Where bans may make more sense, she said, is with mass releases. Think of weddings and the celebratory send-off of balloons. Or that one time in 1986 Cleveland thought it’d be a good idea to release more than a million balloons. At Clemson University in South Carolina, the football team has always entered the field with a celebratory release of thousands of orange balloons. It’s been that way for the last 30 years, but that practice ends this year.
The now-defunct tradition at Clemson University to mass release balloons during football games. Photo: AP
On Block Island, a small island in the US found just off Rhode Island’s southern shore, balloons are banned outright. They can’t be used, and they can’t be sold. As an island community, residents have an intimate relationship with the water, and many have seen firsthand where balloons end up.
“Here, a lot of us walk on our beaches every day, and we go out on our boats,” said Ken Lacoste, the first warden of the New Shoreham Town Council, to Gizmodo. “It’s crazy how many [balloons] are out there.”
But what about the kids and the parties?! For Lacoste, the threat to the environment “outweighs any effect for children not seeing any balloons fly up to the sky.” He wants to see the mindset change, for kids to grow up without an expectation of balloons on their birthdays. After all, there are other ways to spruce up a party or show a person love on a birthday — from paper mache to flowers to fruit baskets — that don’t take the same environmental toll.
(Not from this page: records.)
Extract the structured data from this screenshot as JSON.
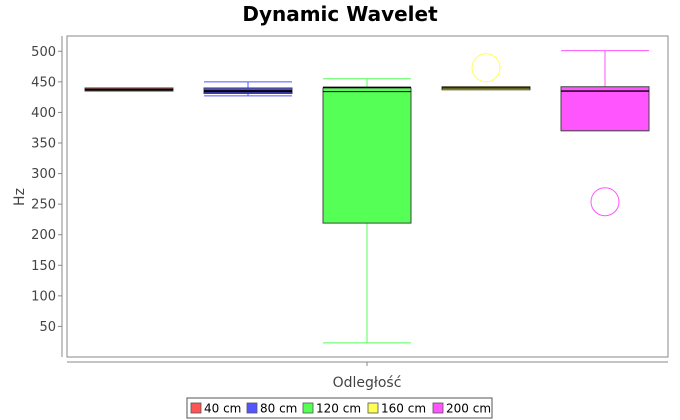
{
  "chart_data": {
    "type": "boxplot",
    "title": "Dynamic Wavelet",
    "xlabel": "Odległość",
    "ylabel": "Hz",
    "ylim": [
      0,
      525
    ],
    "yticks": [
      50,
      100,
      150,
      200,
      250,
      300,
      350,
      400,
      450,
      500
    ],
    "grid": false,
    "legend_position": "bottom",
    "series": [
      {
        "name": "40 cm",
        "color": "#ff5555",
        "min": 435,
        "q1": 435,
        "median": 438,
        "q3": 440,
        "max": 440,
        "mean": 437,
        "outliers": []
      },
      {
        "name": "80 cm",
        "color": "#5555ff",
        "min": 427,
        "q1": 431,
        "median": 436,
        "q3": 440,
        "max": 450,
        "mean": 434,
        "outliers": []
      },
      {
        "name": "120 cm",
        "color": "#55ff55",
        "min": 23,
        "q1": 219,
        "median": 434,
        "q3": 440,
        "max": 455,
        "mean": 441,
        "outliers": []
      },
      {
        "name": "160 cm",
        "color": "#ffff55",
        "min": 437,
        "q1": 437,
        "median": 440,
        "q3": 442,
        "max": 442,
        "mean": 440,
        "outliers": [
          473
        ]
      },
      {
        "name": "200 cm",
        "color": "#ff55ff",
        "min": 370,
        "q1": 370,
        "median": 435,
        "q3": 442,
        "max": 501,
        "mean": 435,
        "outliers": [
          254
        ]
      }
    ]
  }
}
Block Island isn’t the first town to ban balloons. In Nantucket, Massachusetts, the plastic orbs were outlawed in 2015. So the trend isn’t starting now; it’s growing.
A piece of my childhood self is cringing, but these bans might be a necessary evil. After all, balloons aren’t a required part of people’s daily living the way plastic straws are for some disabled people. (Unless, I guess, if you’re a clown in need of work.)
At the very least, these bans will shift the way people interact with balloons, reminding us that using them irresponsibly carries consequences.
I’m (reluctantly) joining this war now, too. Where’s the next battle?